東山さん含め、クオリティの高いダンスだと思います。
ダンサーさんたちの、仕事に対する誇りを強く感じました。
そこにルディの居場所が確かにある、と思います。

子役さんの演技がまた素晴らしく、恐らく初演と同じ役者さんだと思いますが、実際にダウン症の方が演じられていて、リアリティがありました。
ダンス、台詞、表情など、役者さんとしての技量も高く、感情移入してしまいました。
マルコはとても素直でまっすぐで、健気で本当に泣けました。
悲し過ぎる結末…、もう少しなんとかならんのか、とも思いましたが、原作はもしからしたら実話ベースの映画だったのかもしれません。
それでも・・・、舞台の最後くらいはHappy endを観たかったかも、と思わずにはいられませんでした。
ただただ、愛しい人と普通に幸せに暮らしたかっただけの3人なのに。

恐らくだけど、世の中から(人間の世界から)偏見も差別もなくならないと私は思っています。
でも、傷つけるのも、制度を整えないのも、社会として受け入れないのも、それは誰に対してもダメなことだと思うから。
人間の社会が少しでもマトモになって欲しいと切に思います。
それで、自己責任を果たさずに甘い汁を吸う人間も多いところが本当に気に入らないと思います。
自分がどの立ち位置かによって感想は変わるのかもしれないけれど、人は皆、他者から不当に傷つけられたり虐げられたりしてはいけませんっ!
そして、人は皆、他者を不当に傷つけたり虐げたりしてはいけないんです。言葉を含め、暴力は否定されるべきだと強く思います。
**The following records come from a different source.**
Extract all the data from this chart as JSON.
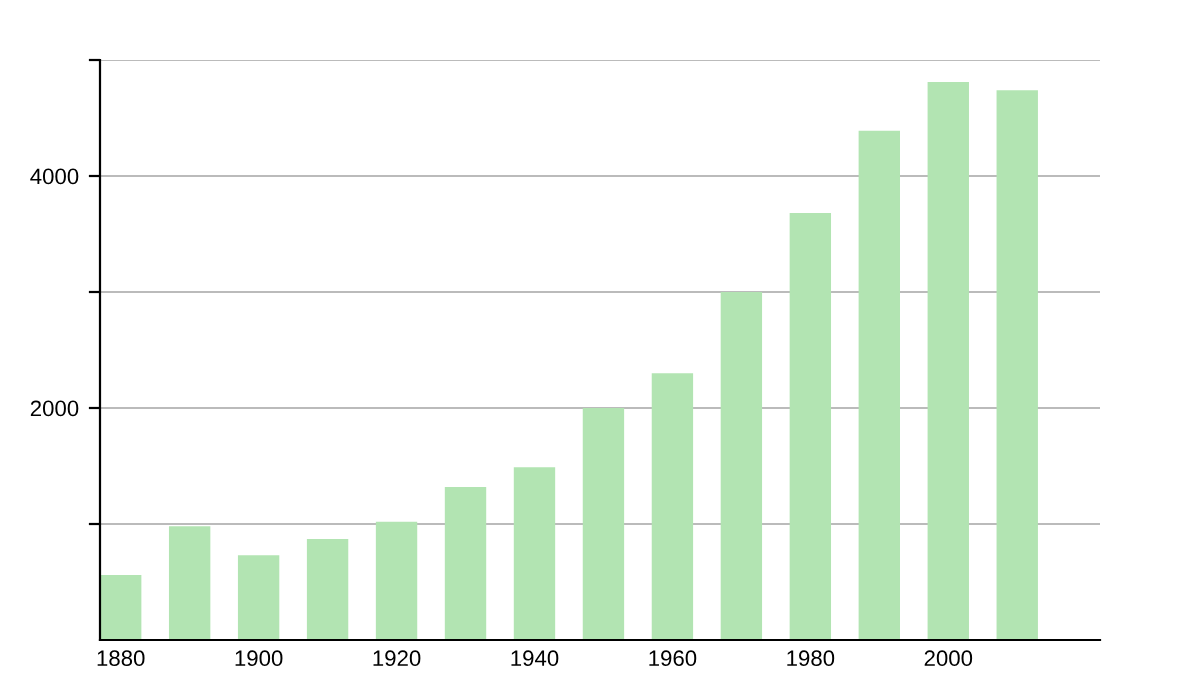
{
  "chart_data": {
    "type": "bar",
    "x": [
      1880,
      1890,
      1900,
      1910,
      1920,
      1930,
      1940,
      1950,
      1960,
      1970,
      1980,
      1990,
      2000,
      2010
    ],
    "values": [
      560,
      980,
      730,
      870,
      1020,
      1320,
      1490,
      2000,
      2300,
      3000,
      3680,
      4390,
      4810,
      4740
    ],
    "color": "#b2e4b2",
    "xlim": [
      1877,
      2022
    ],
    "xticks": [
      1880,
      1900,
      1920,
      1940,
      1960,
      1980,
      2000
    ],
    "ylim": [
      0,
      5000
    ],
    "yticks": [
      {
        "value": 1000,
        "label": null
      },
      2000,
      {
        "value": 3000,
        "label": null
      },
      4000,
      {
        "value": 5000,
        "label": null
      }
    ],
    "grid": "y",
    "legend": false
  }
}
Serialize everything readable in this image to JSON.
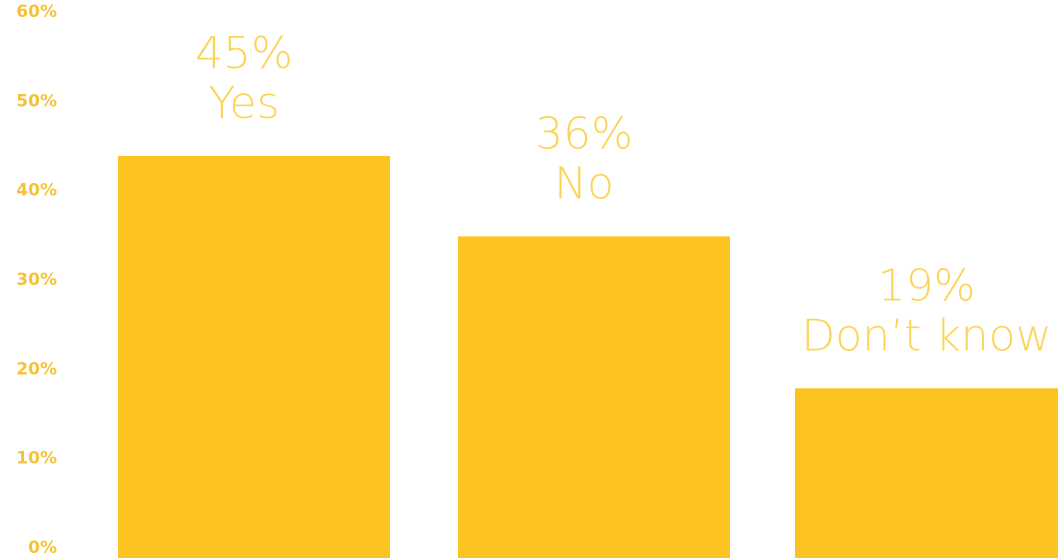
{
  "chart_data": {
    "type": "bar",
    "title": "",
    "xlabel": "",
    "ylabel": "",
    "ylim": [
      0,
      60
    ],
    "yticks": [
      "0%",
      "10%",
      "20%",
      "30%",
      "40%",
      "50%",
      "60%"
    ],
    "ytick_values": [
      0,
      10,
      20,
      30,
      40,
      50,
      60
    ],
    "categories": [
      "Yes",
      "No",
      "Don’t know"
    ],
    "values": [
      45,
      36,
      19
    ],
    "value_labels": [
      "45%",
      "36%",
      "19%"
    ],
    "grid": false,
    "legend": "none",
    "colors": {
      "bar": "#FDC421",
      "tick_text": "#F5C33B",
      "label_text": "#FBD55A"
    }
  }
}
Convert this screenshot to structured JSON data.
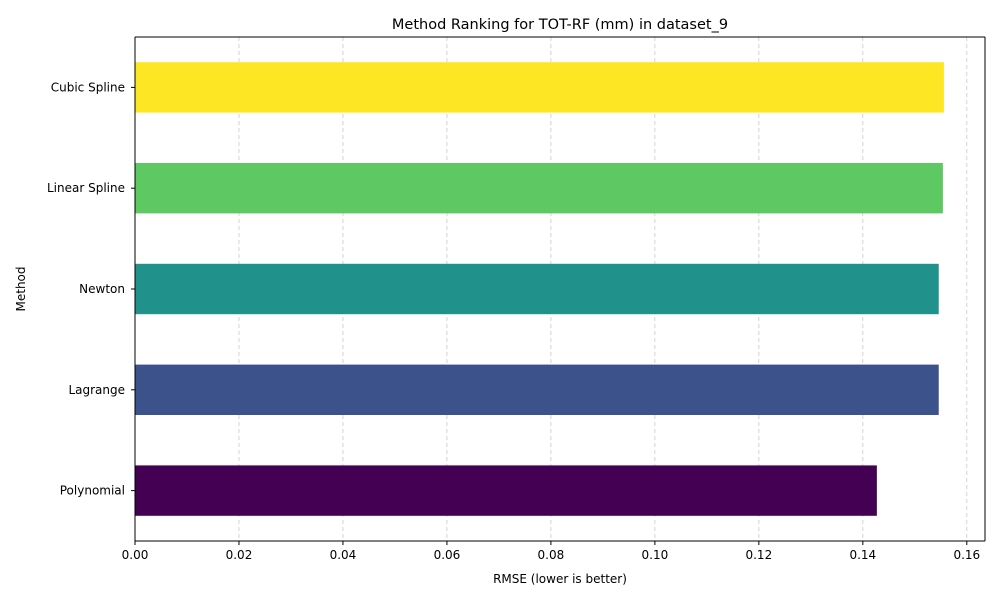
{
  "chart_data": {
    "type": "bar",
    "orientation": "horizontal",
    "title": "Method Ranking for TOT-RF (mm) in dataset_9",
    "xlabel": "RMSE (lower is better)",
    "ylabel": "Method",
    "categories": [
      "Polynomial",
      "Lagrange",
      "Newton",
      "Linear Spline",
      "Cubic Spline"
    ],
    "values": [
      0.1427,
      0.1546,
      0.1546,
      0.1554,
      0.1556
    ],
    "colors": [
      "#440154",
      "#3b528b",
      "#21918c",
      "#5ec962",
      "#fde725"
    ],
    "xlim": [
      0,
      0.1635
    ],
    "xticks": [
      0.0,
      0.02,
      0.04,
      0.06,
      0.08,
      0.1,
      0.12,
      0.14,
      0.16
    ],
    "xtick_labels": [
      "0.00",
      "0.02",
      "0.04",
      "0.06",
      "0.08",
      "0.10",
      "0.12",
      "0.14",
      "0.16"
    ],
    "grid": "x-dashed"
  }
}
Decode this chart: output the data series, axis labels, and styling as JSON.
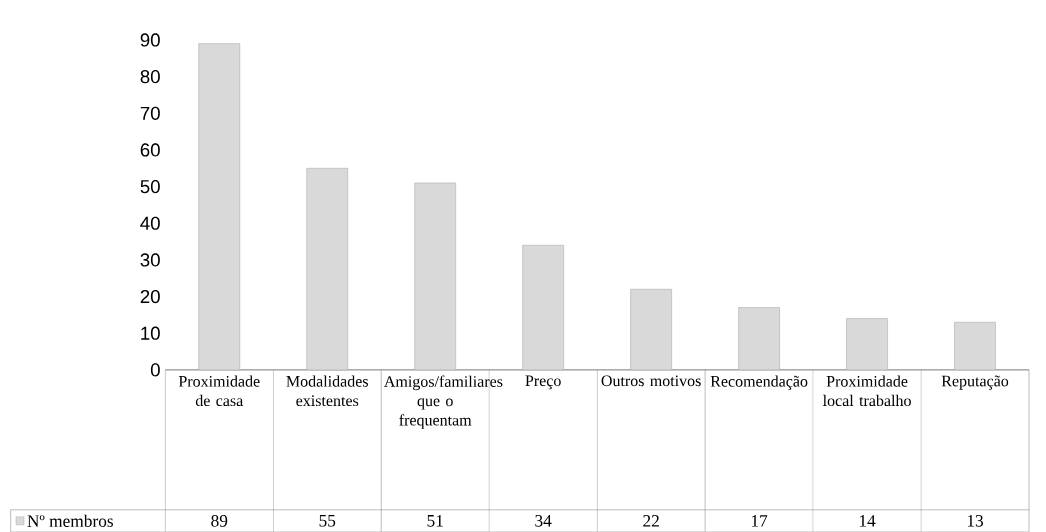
{
  "chart_data": {
    "type": "bar",
    "categories": [
      "Proximidade de casa",
      "Modalidades existentes",
      "Amigos/familiares que o frequentam",
      "Preço",
      "Outros motivos",
      "Recomendação",
      "Proximidade local trabalho",
      "Reputação"
    ],
    "series": [
      {
        "name": "Nº membros",
        "color": "#d9d9d9",
        "values": [
          89,
          55,
          51,
          34,
          22,
          17,
          14,
          13
        ]
      }
    ],
    "ylim": [
      0,
      90
    ],
    "yticks": [
      0,
      10,
      20,
      30,
      40,
      50,
      60,
      70,
      80,
      90
    ],
    "data_labels": true,
    "legend": "bottom",
    "grid": false
  }
}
どんな展開かしっていても、泣いて笑って見惚れて、ぐいぐい物語に入っていける作品でした。
そしていろいろなことを考えました。
やっぱり本当に素晴らしい舞台で、観てよかったと思います。
が・・・、東山さん以外のルディだと、観るかどうか悩むような気もします。
あまりにもハマり役だと感じたので。
作品と役者の関係ってなかなか奥深い気がしました。